INTERVIEW: Footlights Harry Porter Prize winner, Rachel Tookey

“I like sketches better than standup; you have to work harder”

buzz world Cambridge Footlights harry porter interview judge judy judge judy's buzz world prize Rachel Tookey Theatre tookey

Rachel Tookey is a fourth-year Law student at Clare College. Her play, Judge Judy’s Buzz World, won the Footlights’ 2016 Harry Porter Prize, and is being performed at the ADC from 11-14 May.

Tookey’s win is the result of a prolific four years in Cambridge: she started out performing stand-up at age sixteen, but quickly concluded that “I hated performing, but I loved writing the jokes. I like wordplay – I like thinking about what words can do. It’s a natural outlet.” Since then, she’s written for, directed or produced over 20 shows.

Student writers who don’t perform their own work are usually behind the scenes in Cambridge theatre, more hidden away than the larger-than-life Footlights and other talented comics splashed across the ADC and Corpus programmes. But for Tookey, writing sketches has its own charm. “You can have a simple idea that’s amusing in standup, but wouldn’t stand up to a sketch. The best standups can flesh out an idea and talk about it for an hour, they can build a world upon it. You can just make an observation about the world that’s relatable and it can be funny. But I like the concept of sketches better – they’re tighter, you have to work harder to make the audience laugh; and when you do, it gives more to the audience – it’s like taking them on a journey.”

Rachel Tookey

As it turns out, Tookey’s Judge Judy bears no relation to the famous American court judge. At least, I don’t seem to remember Judy switching that gavel for a whip, and I think there’d be some copyright issues somewhere in the mix. But both Judge Judys form the centre of their respective shows. “The comedy comes from Judy – the crazy adventures she goes on were easily the most fun part of the play to create, and the story and her character are built up through them.” Tookey’s Judy is a Middle American renegade, borne out of a diverse range of feelings around Middle America; the general Trump unrest, the reshaping of the American dream in America’s fresh-faced superhero comics and gritty Pulp Fictions. The location is a fruitful one for her: “The whole Twin Peaks deal.”

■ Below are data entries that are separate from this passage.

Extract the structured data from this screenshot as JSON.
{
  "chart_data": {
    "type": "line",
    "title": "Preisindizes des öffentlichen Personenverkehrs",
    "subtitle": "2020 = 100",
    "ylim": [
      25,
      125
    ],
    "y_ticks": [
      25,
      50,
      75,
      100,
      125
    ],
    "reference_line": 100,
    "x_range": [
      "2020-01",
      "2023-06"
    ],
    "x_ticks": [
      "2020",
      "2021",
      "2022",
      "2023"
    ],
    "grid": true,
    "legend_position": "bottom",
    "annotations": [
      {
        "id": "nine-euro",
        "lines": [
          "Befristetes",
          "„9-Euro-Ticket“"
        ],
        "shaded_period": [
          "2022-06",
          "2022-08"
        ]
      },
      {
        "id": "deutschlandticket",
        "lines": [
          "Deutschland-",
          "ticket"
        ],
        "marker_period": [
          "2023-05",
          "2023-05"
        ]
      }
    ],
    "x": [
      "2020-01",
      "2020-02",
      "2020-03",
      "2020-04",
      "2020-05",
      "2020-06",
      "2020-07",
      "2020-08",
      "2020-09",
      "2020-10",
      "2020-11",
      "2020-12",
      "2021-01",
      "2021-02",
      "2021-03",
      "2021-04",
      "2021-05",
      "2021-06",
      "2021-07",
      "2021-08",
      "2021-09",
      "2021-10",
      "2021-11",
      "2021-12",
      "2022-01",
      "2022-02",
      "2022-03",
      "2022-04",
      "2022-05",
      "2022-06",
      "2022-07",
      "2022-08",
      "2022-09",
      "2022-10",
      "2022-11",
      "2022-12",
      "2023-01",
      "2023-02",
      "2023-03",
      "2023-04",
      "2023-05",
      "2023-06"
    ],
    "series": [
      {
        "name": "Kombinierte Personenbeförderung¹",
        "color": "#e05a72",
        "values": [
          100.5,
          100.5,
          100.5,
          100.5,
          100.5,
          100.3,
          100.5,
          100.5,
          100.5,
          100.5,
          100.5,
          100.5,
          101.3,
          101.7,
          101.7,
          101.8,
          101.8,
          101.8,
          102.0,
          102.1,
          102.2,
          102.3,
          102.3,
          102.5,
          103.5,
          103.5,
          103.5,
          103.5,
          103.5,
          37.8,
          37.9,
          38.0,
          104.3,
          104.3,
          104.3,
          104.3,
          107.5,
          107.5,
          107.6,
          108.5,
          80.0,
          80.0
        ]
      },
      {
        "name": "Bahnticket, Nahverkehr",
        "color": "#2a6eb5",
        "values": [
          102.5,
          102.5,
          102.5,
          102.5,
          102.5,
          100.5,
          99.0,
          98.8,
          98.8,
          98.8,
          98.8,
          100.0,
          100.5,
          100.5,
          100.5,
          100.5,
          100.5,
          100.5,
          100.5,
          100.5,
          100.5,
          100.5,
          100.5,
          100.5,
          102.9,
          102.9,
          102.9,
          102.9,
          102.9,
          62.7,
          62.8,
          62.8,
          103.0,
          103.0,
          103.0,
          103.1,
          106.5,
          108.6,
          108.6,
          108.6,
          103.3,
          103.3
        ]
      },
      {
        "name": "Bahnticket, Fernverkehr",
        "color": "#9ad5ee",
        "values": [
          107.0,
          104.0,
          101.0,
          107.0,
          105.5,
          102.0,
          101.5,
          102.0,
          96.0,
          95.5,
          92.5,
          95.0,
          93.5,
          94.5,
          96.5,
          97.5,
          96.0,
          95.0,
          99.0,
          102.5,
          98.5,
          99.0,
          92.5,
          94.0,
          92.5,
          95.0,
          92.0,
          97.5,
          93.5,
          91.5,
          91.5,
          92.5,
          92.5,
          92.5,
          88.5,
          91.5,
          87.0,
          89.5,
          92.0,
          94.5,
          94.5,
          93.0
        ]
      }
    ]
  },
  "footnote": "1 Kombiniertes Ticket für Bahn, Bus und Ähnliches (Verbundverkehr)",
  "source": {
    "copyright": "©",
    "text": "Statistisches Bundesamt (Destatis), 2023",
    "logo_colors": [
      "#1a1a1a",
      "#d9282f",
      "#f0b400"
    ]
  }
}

If this all sounds a little serious, that’s because it is – Judge Judy is a comedy play, but it’s not purely comedic: “it’s about half comedy, half drama.” Drama was the order of the day once she found out she’d won, as well – shortlisted writers for the Harry Porter Prize have a few nerve-wracking weeks while the Footlights send the shortlisted plays to a former Footlight (usually working as a comedian) to pick the winner; after that, the winner has a five-week window until their play is up in lights at the ADC.

“I wanted to enter the Harry Porter Prize as soon as I got to Cambridge,” Tookey adds. “A difficulty with comedy writing is that there’s only so far you can get into the scene if you don’t perform your own work.” She points out that there’s a gulf in Cambridge student writing between having a scene in HATCH and your own ADC lateshow, a gulf that she wants to work on during her time as the Marlowe Society’s writing rep.

I’m not a student playwright; I am, however, a student reviewer, and it’s a difficult balance to get right – reviewers have an uneasy relationship with Cambridge dramatists, and the fear of being too partial or too harsh is felt on both sides of the curtain.

It’s a necessary relationship, but Tookey muses that it causes its own problems: “It can stifle the creative process. People have to be so concerned about putting on a polished show, and that can take priority over being experimental and trying something new out, being ambitious with tech or using space differently. This is student theatre; there should be more space for innovation.”

The diversity in Cambridge theatre is fantastic, and we need to make sure the reviewer system is moulded to foster rather than hinder experimentation. The energy this university has can create some amazing things – all manner of text, film and performance, including the occasional comedy-drama play based around a crime-fighting, misleadingly-named Middle American vigilante.

Judge Judy’s Buzz World starts tonight (11 May) at the ADC at 11pm.